Jeff Bezos, founder/CEO of Amazon, conceded the importance of bricks-and-mortar in selling televisions when announcing the partnership: “Best Buy, with a very large physical footprint, lets people come into the stores and see the product, which is very important … People do want to come in and see the TV, they want to experiment with the TV, try it out.”

GeekWire writes that “a deep level of integration and trust is surely not the traditional relationship between Amazon and physical retailers. Best Buy’s new status as a third-party seller on Amazon is especially notable, as the Minneapolis-based chain has stood out as a comeback story after online retail upended the world of traditional retail.

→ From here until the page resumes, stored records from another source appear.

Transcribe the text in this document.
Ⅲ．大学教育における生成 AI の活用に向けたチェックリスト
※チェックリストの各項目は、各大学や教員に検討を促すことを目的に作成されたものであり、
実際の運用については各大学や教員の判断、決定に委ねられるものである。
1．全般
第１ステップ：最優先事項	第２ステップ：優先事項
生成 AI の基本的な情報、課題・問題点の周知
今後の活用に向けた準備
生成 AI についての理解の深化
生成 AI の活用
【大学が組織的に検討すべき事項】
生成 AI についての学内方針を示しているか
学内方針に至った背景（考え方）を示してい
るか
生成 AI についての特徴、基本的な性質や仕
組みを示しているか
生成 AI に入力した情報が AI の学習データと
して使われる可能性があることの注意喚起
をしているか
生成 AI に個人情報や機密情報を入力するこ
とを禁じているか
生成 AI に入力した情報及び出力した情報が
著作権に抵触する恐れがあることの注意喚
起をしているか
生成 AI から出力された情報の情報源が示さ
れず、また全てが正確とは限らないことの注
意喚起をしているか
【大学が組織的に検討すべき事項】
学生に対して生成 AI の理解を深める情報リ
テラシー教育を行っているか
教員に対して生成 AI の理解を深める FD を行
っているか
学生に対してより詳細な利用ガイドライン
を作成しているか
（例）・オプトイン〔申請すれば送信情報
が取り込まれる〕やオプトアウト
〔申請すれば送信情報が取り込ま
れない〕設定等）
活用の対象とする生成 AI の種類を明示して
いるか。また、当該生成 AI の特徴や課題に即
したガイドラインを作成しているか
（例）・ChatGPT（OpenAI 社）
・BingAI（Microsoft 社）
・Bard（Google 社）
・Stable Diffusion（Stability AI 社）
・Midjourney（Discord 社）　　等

The company currently has more than 1,000 stores in North America.

“Whether the partnership leads to bigger things between the companies remains to be seen, but it’s clear that Amazon is looking for more and more ways to extend its reach into physical stores — from its $13.7 billion Whole Foods acquisition to its fledgling line of bookstores, grocery stores and pickup locations.”

Best Buy has about 1,000 stores around the country, and has improved its fortunes by creating in-store boutiques for brands such as Apple and Samsung and using in-store inventory to fulfill online orders from local shoppers, rather than using centralized warehouses.
KC's View:
I totally get this, and certainly think that if I’m in the market for a new TV I might wander into a best Buy - which I haven’t for a long, long time - to see the new Fire TVs. Would I then go buy one online instead of in the store? Not sure … it depends on price and maybe on service.

I have to believe that this is a risk for Best Buy, but it clearly believes that you keep your enemies closer. If this is Amazon’s world and we’re all just living in it, then making this sort of deal makes sense.